Elise’s expression softens slightly, her lips puffing out in sympathy. “I know, it’s a lot on you, Chase, dealing with her damage and drama.” She waves a hand in the direction of Amanda’s room with an eye roll.

“It’s not…” I catch myself. “It’s fine.”

“And it’s working.” The excited gleam is back in her eyes. “Did you check your email?”

“No.”

She nods toward my phone on the table. “Do it.”

I reluctantly follow her direction. It takes me only a second to see what she’s talking about. At the top of my inbox, I have an e-mail from Rick, my agent. Complimenting me on the buzz around
Coal City
and suggesting that we touch base early next week.

Holy shit.

“Then there’s this.” As I put my phone down, Elise reaches for hers, charging on the half-wall behind her. “You have to see.”

She flips through open links on her phone, showing me the photos of Amanda and me in prominent locations on all the various entertainment/celebrity news sites. The pictures look exactly like what Elise wanted: I appear flustered and protective with my arm around Amanda, who, despite her best efforts, has a deer-in-headlights look. Neither of us is smiling, and the tension is palpable. But the effect of being surrounded by the crowd is that we very much appear together, facing off against a common enemy.

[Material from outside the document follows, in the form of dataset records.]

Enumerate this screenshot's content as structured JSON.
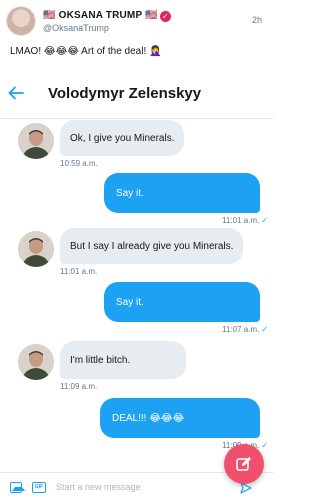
{
  "post": {
    "author_name": "🇺🇸 OKSANA TRUMP 🇺🇸",
    "verified_mark": "✓",
    "author_handle": "@OksanaTrump",
    "time": "2h",
    "text": "LMAO! 😂😂😂 Art of the deal! 🤦‍♀️"
  },
  "dm": {
    "title": "Volodymyr Zelenskyy",
    "messages": [
      {
        "dir": "in",
        "text": "Ok, I give you Minerals.",
        "time": "10:59 a.m."
      },
      {
        "dir": "out",
        "text": "Say it.",
        "time": "11:01 a.m."
      },
      {
        "dir": "in",
        "text": "But I say I already give you Minerals.",
        "time": "11:01 a.m."
      },
      {
        "dir": "out",
        "text": "Say it.",
        "time": "11:07 a.m."
      },
      {
        "dir": "in",
        "text": "I'm little bitch.",
        "time": "11:09 a.m."
      },
      {
        "dir": "out",
        "text": "DEAL!!! 😂😂😂",
        "time": "11:09 a.m."
      }
    ],
    "read_mark": "✓",
    "composer": {
      "placeholder": "Start a new message",
      "gif_label": "GIF"
    }
  },
  "colors": {
    "accent": "#1da1f2",
    "incoming_bubble": "#e6ecf0",
    "fab": "#f0506e",
    "verified": "#e0245e"
  },
  "icons": [
    "back-arrow-icon",
    "image-icon",
    "gif-icon",
    "send-icon",
    "compose-icon",
    "verified-icon",
    "check-icon"
  ]
}
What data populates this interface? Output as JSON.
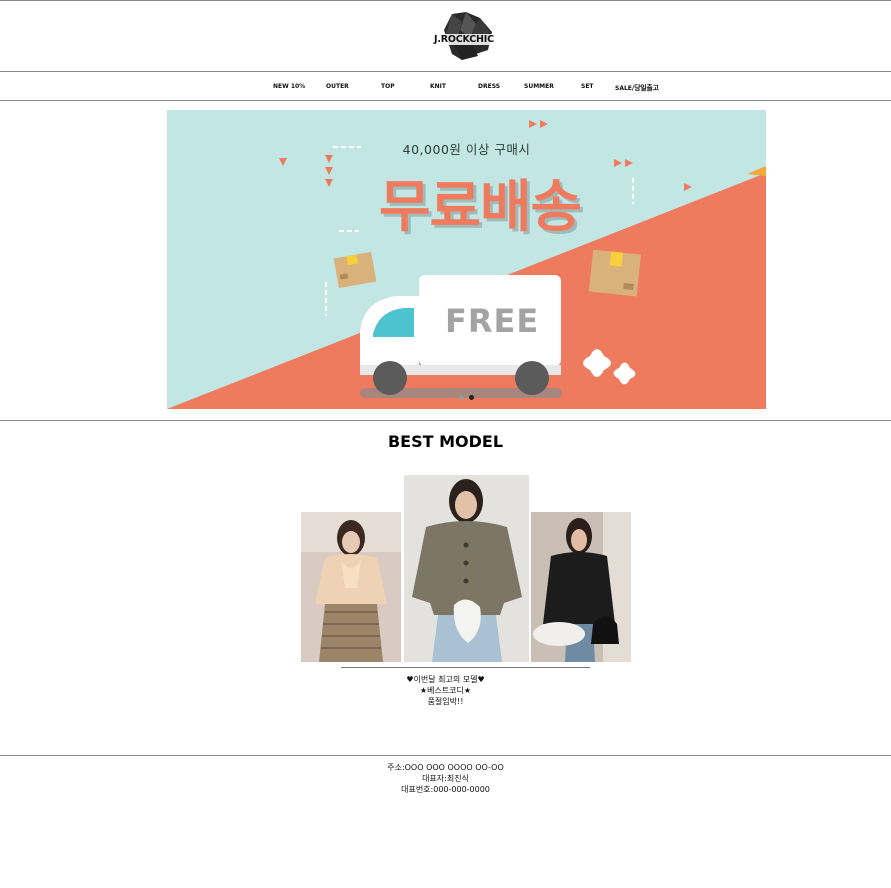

Several shots focus on her hand clutching the back of my shirt.

The headlines are, as expected, awful. “True Love from Trauma.” “Pity Party for Two?” “Amanda’s ‘Angel’ in Real Life.”

I make a face.

“And then…” Elise pulls up a video clip from
Access Hollywood
.

It’s basically a short rundown of everything covered in the articles. First, the photos from this morning, while the host explains that
Coal City Nights
is filming in Pennsylvania near Amanda’s home. Then a review of Amanda’s story and her connection to me, or, rather, my poster.